Posted in rantings and ravings on November 4th, 2025 by skeeter

 

The End of the Road Tavern isn’t actually where the road ends, but it’s close. A few Forest Service roads branch into the mountains and there are a few cabins up Rainbow Creek, but otherwise most traffic stops at the tavern. Donny Butler owns it, bartends, cooks and breaks up fights. He closes Monday and on Christmas, but otherwise Donny is always open. No one around UpCreek recalls him taking a vacation and if he’s ever been sick, it was on a Monday. His cabin is in the woods behind the bar, but none of us regulars have ever set foot inside. Most of us can’t imagine him in such a domestic setting and the others think the house is just his storage area.

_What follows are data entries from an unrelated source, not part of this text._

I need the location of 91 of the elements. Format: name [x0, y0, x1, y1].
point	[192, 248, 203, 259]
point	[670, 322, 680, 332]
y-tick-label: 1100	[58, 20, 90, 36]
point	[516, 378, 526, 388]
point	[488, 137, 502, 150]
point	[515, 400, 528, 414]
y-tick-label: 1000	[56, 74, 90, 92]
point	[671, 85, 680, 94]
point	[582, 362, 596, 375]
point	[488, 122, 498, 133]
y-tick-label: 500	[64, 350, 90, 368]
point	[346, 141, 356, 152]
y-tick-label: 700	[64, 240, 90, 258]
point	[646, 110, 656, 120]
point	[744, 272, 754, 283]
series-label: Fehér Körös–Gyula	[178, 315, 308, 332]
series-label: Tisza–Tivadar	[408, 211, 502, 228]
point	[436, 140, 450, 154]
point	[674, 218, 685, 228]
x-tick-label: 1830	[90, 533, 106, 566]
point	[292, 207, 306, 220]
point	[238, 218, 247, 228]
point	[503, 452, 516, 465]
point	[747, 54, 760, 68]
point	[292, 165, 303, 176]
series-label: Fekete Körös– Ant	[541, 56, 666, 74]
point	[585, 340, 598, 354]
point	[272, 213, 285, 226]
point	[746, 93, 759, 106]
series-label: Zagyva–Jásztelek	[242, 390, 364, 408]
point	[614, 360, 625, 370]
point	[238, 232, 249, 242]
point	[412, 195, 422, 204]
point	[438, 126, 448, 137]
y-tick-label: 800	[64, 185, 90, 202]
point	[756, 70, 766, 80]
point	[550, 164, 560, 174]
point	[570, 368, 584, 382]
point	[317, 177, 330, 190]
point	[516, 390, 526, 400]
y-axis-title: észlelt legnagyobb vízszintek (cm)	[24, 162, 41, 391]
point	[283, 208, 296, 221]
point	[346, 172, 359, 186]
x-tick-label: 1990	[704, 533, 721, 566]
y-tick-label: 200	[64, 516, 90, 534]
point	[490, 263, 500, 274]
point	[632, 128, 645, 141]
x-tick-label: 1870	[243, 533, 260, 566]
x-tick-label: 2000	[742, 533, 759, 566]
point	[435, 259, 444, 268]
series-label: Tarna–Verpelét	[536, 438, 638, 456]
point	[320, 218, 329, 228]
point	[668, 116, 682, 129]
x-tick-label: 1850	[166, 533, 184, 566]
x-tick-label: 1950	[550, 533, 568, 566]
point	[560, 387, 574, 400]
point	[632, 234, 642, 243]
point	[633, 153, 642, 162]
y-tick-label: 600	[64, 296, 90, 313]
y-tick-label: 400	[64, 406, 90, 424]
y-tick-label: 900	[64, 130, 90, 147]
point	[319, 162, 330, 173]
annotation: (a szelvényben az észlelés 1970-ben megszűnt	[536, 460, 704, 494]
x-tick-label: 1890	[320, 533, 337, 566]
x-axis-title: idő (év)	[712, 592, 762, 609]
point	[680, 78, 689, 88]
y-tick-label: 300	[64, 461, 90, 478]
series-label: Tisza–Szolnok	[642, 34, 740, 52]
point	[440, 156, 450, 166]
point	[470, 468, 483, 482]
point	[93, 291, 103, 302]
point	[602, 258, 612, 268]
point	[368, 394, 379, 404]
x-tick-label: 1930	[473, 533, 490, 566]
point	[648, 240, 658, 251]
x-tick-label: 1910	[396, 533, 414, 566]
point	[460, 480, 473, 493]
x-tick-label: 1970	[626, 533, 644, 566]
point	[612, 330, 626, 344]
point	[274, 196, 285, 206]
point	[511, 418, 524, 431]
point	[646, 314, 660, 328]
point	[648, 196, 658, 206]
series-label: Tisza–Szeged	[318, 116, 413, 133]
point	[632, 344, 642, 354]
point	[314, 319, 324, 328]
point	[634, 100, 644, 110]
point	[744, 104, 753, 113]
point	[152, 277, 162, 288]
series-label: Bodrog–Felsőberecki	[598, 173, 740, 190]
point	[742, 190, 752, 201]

You want to know what’s happening around UpCreek, the End of the Road is where you can find out. Who’s poaching what and where, who’s catching cutthroat and what size, whose wife is cheating with who and whose kid is going to prison for what crime. Two years ago Donny got a license to sell hard stuff, figuring to double his profits like a lot of the taverns downriver. Which he did. A lot of profit in a bottle of Jack, not so much in a keg of beer. Donny noticed even the women started coming around, ordered cocktails he had to learn how to make and these were very profitable, plus the ladies brought a fresh clientele and a new atmosphere. He put some checkered tablecloths on the stained tables, tidied up a bit and added salads to the menu. The End of the Road seemed like the Start of Something.

This hunting season a couple of Seattleites celebrated two buck kills a little too exuberantly. “Double Shots!!” they shouted deep into the night until Trapper Jim, also deep into his cups, took umbrage at the out-of-towners’ good luck and his own lack thereof. Later Donny admitted at the trial, he should have quit serving all three. Hindsight doesn’t need a high magnification scope. Jim was untying a 6 point from the hunters’ Range Rover roof when they stumbled into the parking lot. Words were exchanged, push came to shove and Jim pulled his 30-30 Winchester off his Chevy pickup’s rack and shot one of the men.

Who lived … fortunately. But that’s why the End of the Road no longer serves booze and why women drink downstream. Or quietly at home.